Terrence L. Johnson
Associate Professor of Religion
Terrence L. Johnson, Associate Professor of Religion, joined Haverford in 2007. A graduate of Morehouse College, he received his M.Div. from Harvard Divinity School and his Ph.D. from Brown University. He is a recipient of the Christian R. and Mary F. Lindback Career Enhancement Minority Junior Faculty Grant, The Woodrow Wilson Foundation's Charlotte Newcombe Dissertation Fellowship and the Doctoral Fellowship from The Fund for Theological Education. His research interests include African American religions, ethics, and political theory .
B.A., Morehouse College
M.Div., Harvard Divinity School
Ph.D., Brown University
My research examines the philosophical constructions of the self as it relates to religion, liberation thought, ethics and democracy in the modern West. I am particularly interested in the relationship between religion and race in the construction of political discourse in late nineteenth and twentieth century U.S. writings.
In my first book, Tragic Soul-Life: W.E.B. Du Bois and the Moral Crisis Facing American Democracy (Oxford University Press, 2012), I retrieve Du Bois’s category of tragic soul-life to expand contemporary debates on the role of religion in public life.
Recent debates on religion and politics grapple with concerns related but not limited to safeguarding the liberties of religious persons in public debates, examining the appropriate role (if any) of religious arguments in a constitutional democracy and investigating the degree to which religion serves as a conversation-stopper in public deliberations.
Du Bois’s moral imagination, which I define and delineate based on the category of tragic soul-life, allows me to extend our debates on religion and politics. For instance, when we distinguish religious beliefs from our political commitments, I believe we create artificial disjunctions that prevent us from attending to the messy relationship between religion and politics in the formation of race and the problem of blackness.

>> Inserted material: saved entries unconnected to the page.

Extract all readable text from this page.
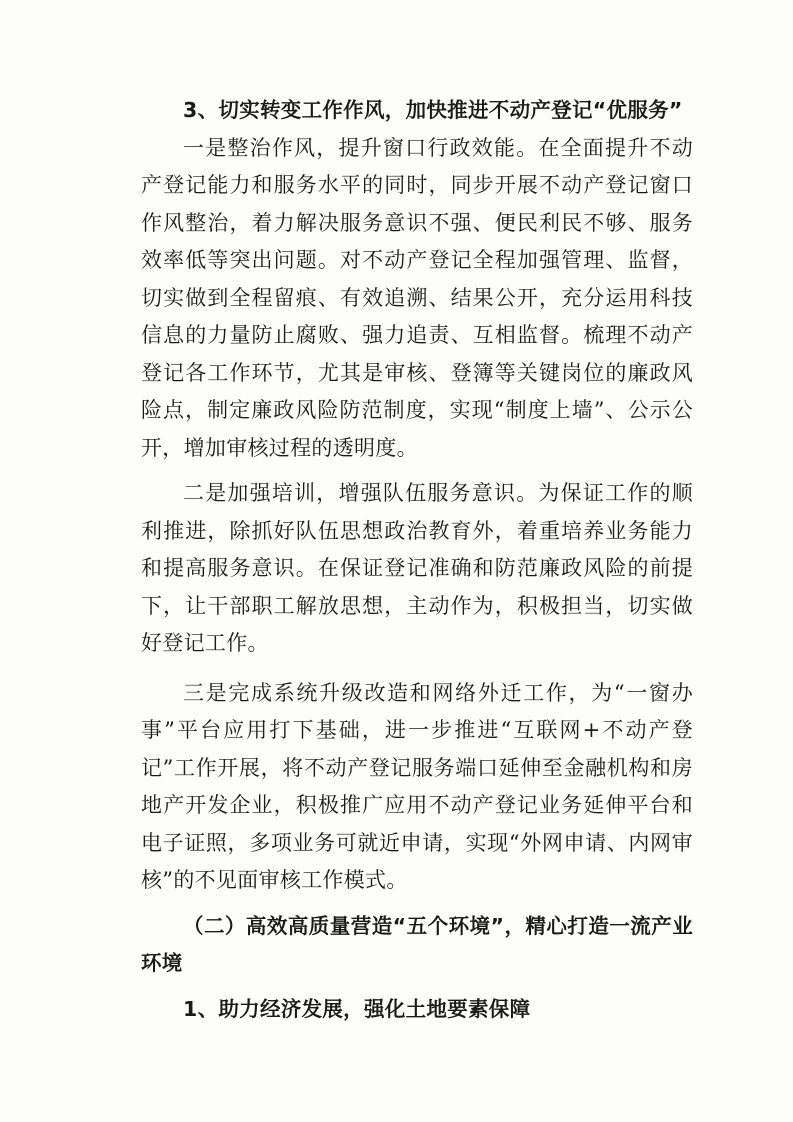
3、切实转变工作作风，加快推进不动产登记“优服务”

一是整治作风，提升窗口行政效能。在全面提升不动产登记能力和服务水平的同时，同步开展不动产登记窗口作风整治，着力解决服务意识不强、便民利民不够、服务效率低等突出问题。对不动产登记全程加强管理、监督，切实做到全程留痕、有效追溯、结果公开，充分运用科技信息的力量防止腐败、强力追责、互相监督。梳理不动产登记各工作环节，尤其是审核、登簿等关键岗位的廉政风险点，制定廉政风险防范制度，实现“制度上墙”、公示公开，增加审核过程的透明度。

二是加强培训，增强队伍服务意识。为保证工作的顺利推进，除抓好队伍思想政治教育外，着重培养业务能力和提高服务意识。在保证登记准确和防范廉政风险的前提下，让干部职工解放思想，主动作为，积极担当，切实做好登记工作。

三是完成系统升级改造和网络外迁工作，为“一窗办事”平台应用打下基础，进一步推进“互联网+不动产登记”工作开展，将不动产登记服务端口延伸至金融机构和房地产开发企业，积极推广应用不动产登记业务延伸平台和电子证照，多项业务可就近申请，实现“外网申请、内网审核”的不见面审核工作模式。

（二）高效高质量营造“五个环境”，精心打造一流产业环境

1、助力经济发展，强化土地要素保障
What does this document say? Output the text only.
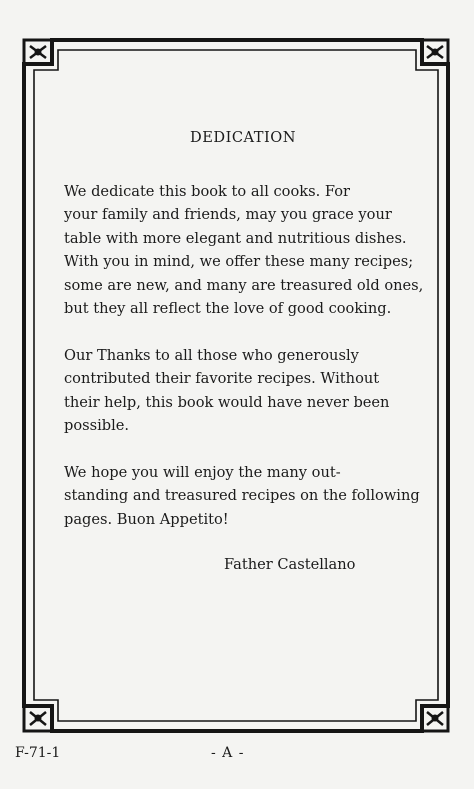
DEDICATION

We dedicate this book to all cooks. For
your family and friends, may you grace your
table with more elegant and nutritious dishes.
With you in mind, we offer these many recipes;
some are new, and many are treasured old ones,
but they all reflect the love of good cooking.

Our Thanks to all those who generously
contributed their favorite recipes. Without
their help, this book would have never been
possible.

We hope you will enjoy the many out-
standing and treasured recipes on the following
pages. Buon Appetito!

Father Castellano
F-71-1	- A -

For Du Bois, religion and politics often overlapped within our constitutional democracy to justify slavery and segregation. The collision between religion and politics created the fragments from which emerged a firm but shifting moral disdain for blackness within the nation’s collective imagination. Hence, our moral imaginations, which influence our political behavior and habits regardless of our religious or anti-religious positions, often justified antiblack racism based on our belief in the “sin” or “problem” of blackness.
My next book-length project, The Emperor in the Mirror, builds on my present work by extending my focus from the overlap between religion and politics in American public life to an examination of the American jeremiad in forming and fashioning U.S. foreign policy and black social protest movements. As I plan to show, the American jeremiad links American religious and political rhetoric to an inescapable history of manifest destiny and empire.